East Hampton Village’s new drone will be able to fly day or night. An infrared sensor aboard could detect a person in the water by their body heat alone. The model chosen for the job also has an impressive useful range, about a mile, or the distance from Main Beach to Georgica and nearly to the Maidstone Club in the other direction. Motorized “quads” available to the village lifeguards will be able to quickly get the drone and an operator to a more distant location. Drones could also help determine false alarms more quickly.

Elsewhere, lifeguards have been adding drones to their kits and testing their capabilities, including dropping floatation aids to victims to support them until help arrives. The drone-aided rescue of a 14-year-old boy swept away from shore in Spain by a rip current last year made international headlines. These capabilities should make unmanned aerial devices like this a common sight at beaches as more lifeguard crews adopt them. The mile-plus section of ocean beach in Montauk fronting its downtown would seem an obvious place for one, for example. But for the residents and visitors alike, high-tech equipment is no substitute for making safe choices around the water.
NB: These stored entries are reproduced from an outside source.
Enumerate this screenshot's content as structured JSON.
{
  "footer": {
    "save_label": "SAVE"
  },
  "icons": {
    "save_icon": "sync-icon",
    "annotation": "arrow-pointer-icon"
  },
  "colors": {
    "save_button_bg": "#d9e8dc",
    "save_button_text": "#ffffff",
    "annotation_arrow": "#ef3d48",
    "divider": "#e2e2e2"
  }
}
To that end, both the town and the village have excellent junior lifeguard programs starting this weekend that teach children as young as 9 the basics of dealing with the often unpredictable ocean surf and how to safely return to shore and help others should they find themselves in a bad situation. Children even younger (starting at age 6) can get a head start in the town’s Nipper Guard program offered at bay beaches. Not only do these invaluable programs “water-proof” local kids, they also create a pipeline for future lifeguards who will maintain the strong tradition of safe ocean beaches that we should all be grateful for.
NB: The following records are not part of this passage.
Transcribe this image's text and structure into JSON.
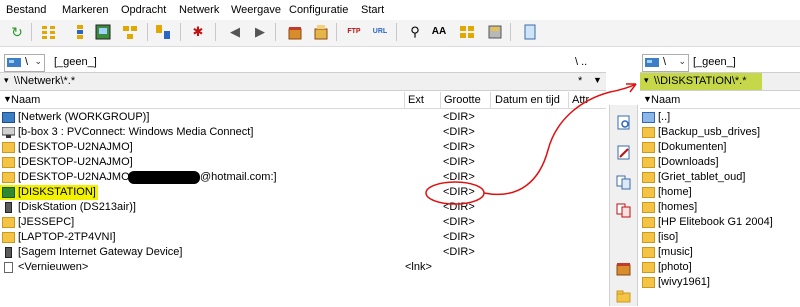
{
  "menu": [
    "Bestand",
    "Markeren",
    "Opdracht",
    "Netwerk",
    "Weergave",
    "Configuratie",
    "Start"
  ],
  "toolbar": {
    "icons": [
      "refresh-icon",
      "brief-view-icon",
      "detail-view-icon",
      "thumbnail-view-icon",
      "tree-view-icon",
      "compare-icon",
      "select-all-icon",
      "back-icon",
      "forward-icon",
      "pack-icon",
      "unpack-icon",
      "ftp-icon",
      "url-icon",
      "search-icon",
      "multi-rename-icon",
      "sync-dirs-icon",
      "disk-icon",
      "notepad-icon"
    ],
    "ftp_label": "FTP",
    "url_label": "URL"
  },
  "left_panel": {
    "drive_label": "\\",
    "volume_label": "[_geen_]",
    "path_right": "\\  ..",
    "path": "\\\\Netwerk\\*.*",
    "path_filter": "*",
    "columns": {
      "name": "Naam",
      "ext": "Ext",
      "size": "Grootte",
      "date": "Datum en tijd",
      "attr": "Attr"
    },
    "rows": [
      {
        "icon": "network-icon",
        "name": "[Netwerk (WORKGROUP)]",
        "ext": "",
        "size": "<DIR>"
      },
      {
        "icon": "media-server-icon",
        "name": "[b-box 3 : PVConnect: Windows Media Connect]",
        "ext": "",
        "size": "<DIR>"
      },
      {
        "icon": "folder-icon",
        "name": "[DESKTOP-U2NAJMO]",
        "ext": "",
        "size": "<DIR>"
      },
      {
        "icon": "folder-icon",
        "name": "[DESKTOP-U2NAJMO]",
        "ext": "",
        "size": "<DIR>"
      },
      {
        "icon": "folder-icon",
        "name": "[DESKTOP-U2NAJMO:",
        "suffix": "@hotmail.com:]",
        "ext": "",
        "size": "<DIR>"
      },
      {
        "icon": "nas-icon",
        "name": "[DISKSTATION]",
        "ext": "",
        "size": "<DIR>"
      },
      {
        "icon": "computer-icon",
        "name": "[DiskStation (DS213air)]",
        "ext": "",
        "size": "<DIR>"
      },
      {
        "icon": "folder-icon",
        "name": "[JESSEPC]",
        "ext": "",
        "size": "<DIR>"
      },
      {
        "icon": "folder-icon",
        "name": "[LAPTOP-2TP4VNI]",
        "ext": "",
        "size": "<DIR>"
      },
      {
        "icon": "computer-icon",
        "name": "[Sagem Internet Gateway Device]",
        "ext": "",
        "size": "<DIR>"
      },
      {
        "icon": "file-icon",
        "name": "<Vernieuwen>",
        "ext": "<lnk>",
        "size": ""
      }
    ]
  },
  "right_panel": {
    "drive_label": "\\",
    "volume_label": "[_geen_]",
    "path": "\\\\DISKSTATION\\*.*",
    "columns": {
      "name": "Naam"
    },
    "rows": [
      {
        "icon": "up-icon",
        "name": "[..]"
      },
      {
        "icon": "folder-icon",
        "name": "[Backup_usb_drives]"
      },
      {
        "icon": "folder-icon",
        "name": "[Dokumenten]"
      },
      {
        "icon": "folder-icon",
        "name": "[Downloads]"
      },
      {
        "icon": "folder-icon",
        "name": "[Griet_tablet_oud]"
      },
      {
        "icon": "folder-icon",
        "name": "[home]"
      },
      {
        "icon": "folder-icon",
        "name": "[homes]"
      },
      {
        "icon": "folder-icon",
        "name": "[HP Elitebook G1 2004]"
      },
      {
        "icon": "folder-icon",
        "name": "[iso]"
      },
      {
        "icon": "folder-icon",
        "name": "[music]"
      },
      {
        "icon": "folder-icon",
        "name": "[photo]"
      },
      {
        "icon": "folder-icon",
        "name": "[wivy1961]"
      }
    ]
  },
  "middle_strip_icons": [
    "view-icon",
    "edit-icon",
    "copy-icon",
    "move-icon",
    "pack-icon",
    "new-folder-icon"
  ],
  "colors": {
    "highlight_yellow": "#f2f200",
    "highlight_olive": "#c6d84a",
    "annotation_red": "#e01010",
    "redaction": "#000000"
  }
}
East Hampton lifeguards take pride in the fact that there has never been a drowning at a beach while it was under their watch, as well they should. People who swim at unprotected beaches or after lifeguards leave do so at serious risk — Zane Kitburi, 31, a bartender at the Surf Lodge in Montauk, drowned at Ditch Plain Beach last summer. A 911 call came in at about 7:30 p.m.; town lifeguards had been off duty since 5.

At unprotected beaches — whether outside normal lifeguard hours or at beaches that don’t have lifeguards to begin with — East Hampton Volunteer Ocean Rescue’s 80-plus members step up to aid in water rescues year round and also help train young people and provide ongoing training and drills for guards of all ages. Current and aspiring guards also have the support of the Hampton Lifeguard Association.

East End Ocean Rescue, based in East Hampton, has been a leader in educating the public about the dangers of the ocean. This season, it is handing out laminated cards, describing how to identify rips and how to get out of them without succumbing to panic. It has also provided similar signs for posting at the beaches. Its “Break the Grip of the Rip” poster can be downloaded at The group has suggested that landlords make a point of providing them to their summer renters.

Drones or not, the key message is that people should only swim where and when lifeguards are on the job. This is something that we wish more folks — visitors to the East End, especially — would heed.